Slightly reminiscent of Kathleen Norris's writing, Stanfords insights are beautifully expressed and often poetry-like in their intensity. Appreciating loss as part of life will appeal to women readers, and the fairly slim volume will make an excellent gift for those who enjoy contemplative reading.

Susan Dunman

 

FaithfulReader.com, October 2004
In a series of 12 short autobiographical essays, Shaw Books editor Elisa Fryling Stanford takes a reflective look at the losses we never bury and rarely mourn—the absences that grow so slowly we barely notice the void they leave. These are not the life-changing losses—the death of a parent, the unraveling of a marriage, the razing of the generations-old family homestead. Instead, these are the losses we experience in the ordinary, day-to-dayness of our lives: the slow erosion of a friendship due to a change in geography or the simple passage of time; the disappearance of a comfortable routine such as the coming-home hours and staying-home evenings of childhood; the evaporation of the voice I was learning in my private prayers, the voice of God that would not survive a public airing.

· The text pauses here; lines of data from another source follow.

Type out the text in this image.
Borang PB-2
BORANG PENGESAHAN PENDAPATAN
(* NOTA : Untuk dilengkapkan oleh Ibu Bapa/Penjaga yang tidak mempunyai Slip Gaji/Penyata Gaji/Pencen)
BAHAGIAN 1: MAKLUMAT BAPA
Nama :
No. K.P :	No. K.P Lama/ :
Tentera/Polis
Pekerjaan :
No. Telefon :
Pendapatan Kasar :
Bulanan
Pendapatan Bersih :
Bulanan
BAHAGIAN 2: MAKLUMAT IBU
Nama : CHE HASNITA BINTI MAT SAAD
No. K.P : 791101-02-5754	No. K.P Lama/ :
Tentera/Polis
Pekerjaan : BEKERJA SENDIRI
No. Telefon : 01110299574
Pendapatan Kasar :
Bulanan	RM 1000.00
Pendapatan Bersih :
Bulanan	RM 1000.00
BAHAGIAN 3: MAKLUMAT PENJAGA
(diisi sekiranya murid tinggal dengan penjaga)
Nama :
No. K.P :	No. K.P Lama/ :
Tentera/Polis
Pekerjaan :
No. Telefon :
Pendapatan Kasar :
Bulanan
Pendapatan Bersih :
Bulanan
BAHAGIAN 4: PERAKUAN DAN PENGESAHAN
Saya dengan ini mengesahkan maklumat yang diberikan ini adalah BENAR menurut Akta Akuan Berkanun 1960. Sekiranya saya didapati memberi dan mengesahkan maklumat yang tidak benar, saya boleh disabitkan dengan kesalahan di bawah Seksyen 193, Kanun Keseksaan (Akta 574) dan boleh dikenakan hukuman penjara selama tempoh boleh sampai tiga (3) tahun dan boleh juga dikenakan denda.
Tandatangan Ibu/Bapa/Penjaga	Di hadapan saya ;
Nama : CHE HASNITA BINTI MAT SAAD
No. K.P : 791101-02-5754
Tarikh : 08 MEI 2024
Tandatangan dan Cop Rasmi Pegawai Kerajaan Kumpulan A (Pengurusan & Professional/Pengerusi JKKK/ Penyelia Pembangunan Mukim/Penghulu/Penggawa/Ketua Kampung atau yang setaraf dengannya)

Stanford writes exquisitely of these and other losses from the perspective of a single and, later, newly married woman in her twenties. ...
Ordinary Losses is a book to be savored and Stanford an author to be treasured. Let's hope we hear more from her in the years to come.

—Marcia Ford

You may read the entire Marcia Ford review, plus a second review, at FaithfulReader.com.

 

Booklist, October 1, 2004
Welcome aboard Stanford's ship of memories. Ports of call include the times of her life when things changed: speaking her first sentence, moving to a new home when four years old, starting Sunday school, going to graduate school, getting married, and many others. While her stopping places offer many opportunities to savor the rich experience of youthful newness, they also present chances to reflect on the often subtle awareness of personal loss they trigger. For example, Stanford confesses that it might have taken her a long time to speak her first sentence because “Perhaps I sensed that once I chose to have a voice, I risked losing it.” We don't always notice losses, she says, while we are caught up in the thrill of moving ahead
especially when we are young. So she writes memoirs of events common to most young people, transforming them into points on a chart that shows how the sweet and the bitter shape us into who we are now and will continue to mold us.

—Donna Chavez

 

Publishers Weekly, September 13, 2004
One does not often run across an intelligent young essayist whose parents nurtured her, whose church shaped her, whose husband is devoted to her and whose God cares for the details of her life. What, one might wonder, could she possibly write about? Stanford, a 20-something editor at WaterBrook, says she is writing about loss
not searing anguish like widowhood or a terminal diagnosis, but cumulative small losses like leaving one’s childhood home, or having to give up one good thing in order to choose another. Loss is indeed woven into every chapter, but it is just one thread in the larger picture: this is also a book about moving into adulthood. Now finished with grad school, married and beginning a career, she asks: How do we stand on the edge of what we do not know, with only the love of God to hold us? Stanford, who describes herself as young and tired in an old and tired world, muses on such coming-of-age topics as relationships, passion, voice and identity, setting them in a magical framework of Christmas pageants and thunderstorms, best friends and wild bike rides, a beagle puppy and endless bedtime stories. In these literary essays, paradise is both lost and regained as the author gracefully explores her childhood intimation that no mystery was too much to consider.